El colegio entrenó a mil de los 70 mil empleados de la cadena en China, donde no se incluyen Hong Kong, Macau o Taiwán. Otras 4 mil personas pasarán por las aulas para 2014, dijo Susanna Li, la directora del centro de entrenamiento. Los salones están equipados para poder traducir simultáneamente a inglés, mandarín y cantonés para dar acceso a estudiantes de Hong Kong y a maestros extranjeros.
McDonald’s abrió su primera Universidad de la Hamburguesa en Elk Grove Village, Illinois, en 1961 para entrenar a gerentes y a dueños de franquicias. De acuerdo a la página de la empresa, el director general de McDonald’s, Jim Skinner, quien tuvo un salario de 17.6 millones de dólares en 2009, empezó como practicante en 1971 después de su servicio naval.
Ser aceptado en la universidad es difícil porque más del 26 por ciento de los 6.3 millones de profesionistas recién graduados estaban desempleados en julio de 2010, de acuerdo al ministerio de Educación. Eso se compara con la tasa de 4.2 por ciento de desempleo en el resto del país.
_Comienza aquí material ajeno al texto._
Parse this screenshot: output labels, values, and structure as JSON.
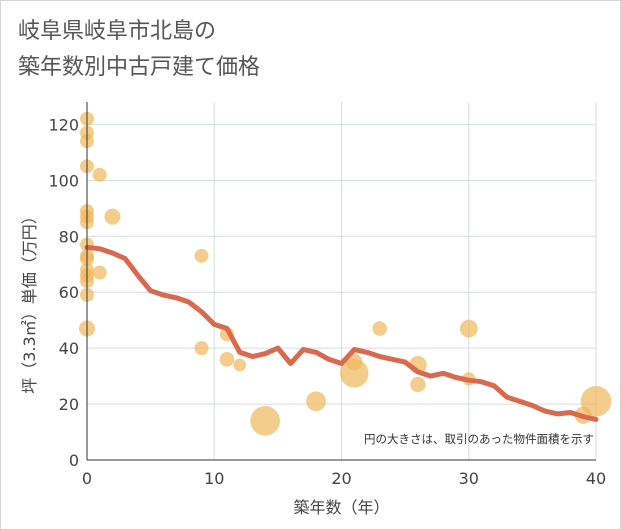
{
  "chart_data": {
    "type": "scatter",
    "title_lines": [
      "岐阜県岐阜市北島の",
      "築年数別中古戸建て価格"
    ],
    "xlabel": "築年数（年）",
    "ylabel": "坪（3.3㎡）単価（万円）",
    "xlim": [
      0,
      40
    ],
    "ylim": [
      0,
      128
    ],
    "xticks": [
      0,
      10,
      20,
      30,
      40
    ],
    "yticks": [
      0,
      20,
      40,
      60,
      80,
      100,
      120
    ],
    "grid": true,
    "note": "円の大きさは、取引のあった物件面積を示す",
    "colors": {
      "bubble": "#f0b75a",
      "line": "#d96a4e",
      "grid": "#d5dde6",
      "axis": "#333333"
    },
    "scatter": [
      {
        "x": 0,
        "y": 122,
        "size": 1
      },
      {
        "x": 0,
        "y": 117,
        "size": 1
      },
      {
        "x": 0,
        "y": 114,
        "size": 1
      },
      {
        "x": 0,
        "y": 105,
        "size": 1
      },
      {
        "x": 0,
        "y": 89,
        "size": 1
      },
      {
        "x": 0,
        "y": 87,
        "size": 1
      },
      {
        "x": 0,
        "y": 85,
        "size": 1
      },
      {
        "x": 0,
        "y": 77,
        "size": 1
      },
      {
        "x": 0,
        "y": 73,
        "size": 1
      },
      {
        "x": 0,
        "y": 72,
        "size": 1
      },
      {
        "x": 0,
        "y": 68,
        "size": 1
      },
      {
        "x": 0,
        "y": 66,
        "size": 1
      },
      {
        "x": 0,
        "y": 64,
        "size": 1
      },
      {
        "x": 0,
        "y": 59,
        "size": 1
      },
      {
        "x": 0,
        "y": 47,
        "size": 1.3
      },
      {
        "x": 1,
        "y": 102,
        "size": 1
      },
      {
        "x": 1,
        "y": 67,
        "size": 1
      },
      {
        "x": 2,
        "y": 87,
        "size": 1.3
      },
      {
        "x": 9,
        "y": 73,
        "size": 1
      },
      {
        "x": 9,
        "y": 40,
        "size": 1
      },
      {
        "x": 11,
        "y": 45,
        "size": 1
      },
      {
        "x": 11,
        "y": 36,
        "size": 1.1
      },
      {
        "x": 12,
        "y": 34,
        "size": 0.8
      },
      {
        "x": 14,
        "y": 14,
        "size": 4.5
      },
      {
        "x": 18,
        "y": 21,
        "size": 2
      },
      {
        "x": 21,
        "y": 35,
        "size": 1.4
      },
      {
        "x": 21,
        "y": 31,
        "size": 4.2
      },
      {
        "x": 23,
        "y": 47,
        "size": 1.1
      },
      {
        "x": 26,
        "y": 34,
        "size": 1.6
      },
      {
        "x": 26,
        "y": 27,
        "size": 1.2
      },
      {
        "x": 30,
        "y": 47,
        "size": 1.6
      },
      {
        "x": 30,
        "y": 29,
        "size": 0.9
      },
      {
        "x": 39,
        "y": 16,
        "size": 1.5
      },
      {
        "x": 40,
        "y": 21,
        "size": 4.8
      }
    ],
    "trend": {
      "x": [
        0,
        1,
        2,
        3,
        4,
        5,
        6,
        7,
        8,
        9,
        10,
        11,
        12,
        13,
        14,
        15,
        16,
        17,
        18,
        19,
        20,
        21,
        22,
        23,
        24,
        25,
        26,
        27,
        28,
        29,
        30,
        31,
        32,
        33,
        34,
        35,
        36,
        37,
        38,
        39,
        40
      ],
      "y": [
        76,
        75.5,
        74,
        72,
        66,
        60.5,
        59,
        58,
        56.5,
        53,
        48.5,
        47,
        38.5,
        37,
        38,
        40,
        34.5,
        39.5,
        38.5,
        36,
        34.5,
        39.5,
        38.5,
        37,
        36,
        35,
        31.5,
        30,
        31,
        29.5,
        28.5,
        28,
        26.5,
        22.5,
        21,
        19.5,
        17.5,
        16.5,
        17,
        15.5,
        14.5
      ]
    }
  }
}
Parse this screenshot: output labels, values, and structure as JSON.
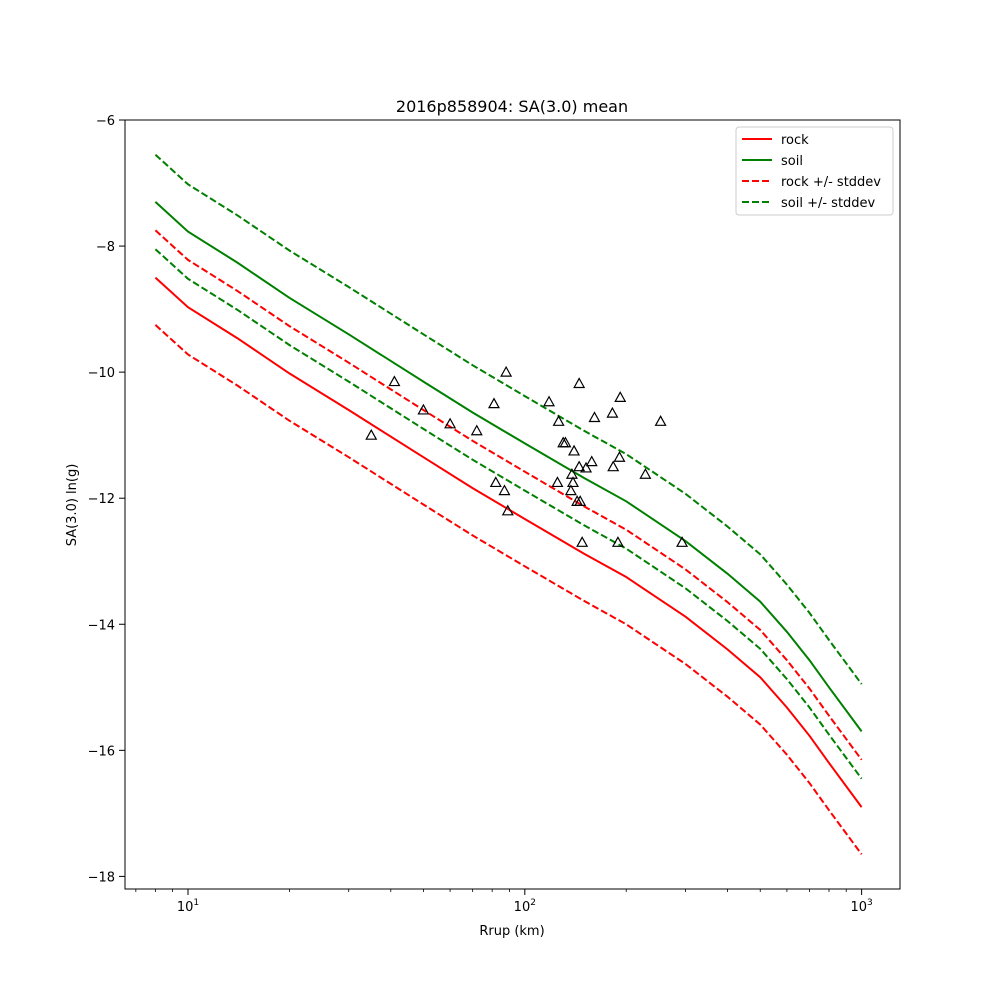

Sun Ying, de 25 años, empezó trabajando medio tiempo en McDonald’s en 2005 durante su primer año de estudiante de la licenciatura de administración y turismo en la Universidad Normal del Este de China. Cuando se graduó en 2008, decidió trabajar tiempo completo para la cadena de restaurantes en vez de aplicar a un trabajo en un banco como le sugería su padre.
En abril, Sun fue nombrada gerente de la sucursal en Xinhualian en Shanghai.
“Estoy aún más feliz por poder crecer con mi equipo”, dijo Sun, quien ha visto el número de empleados crecer de 45 a 55 bajo su dirección.
Dijo que próximamente recibirá más entrenamiento: un curso de siete días sobre “prácticas empresariales de liderazgo”. Su siguiente meta es ser consultora de operaciones, que involucra la supervisión de varias sucursales.
“Mi padre ya dejó de tratar de convencerme a trabajar en un banco”, dijo.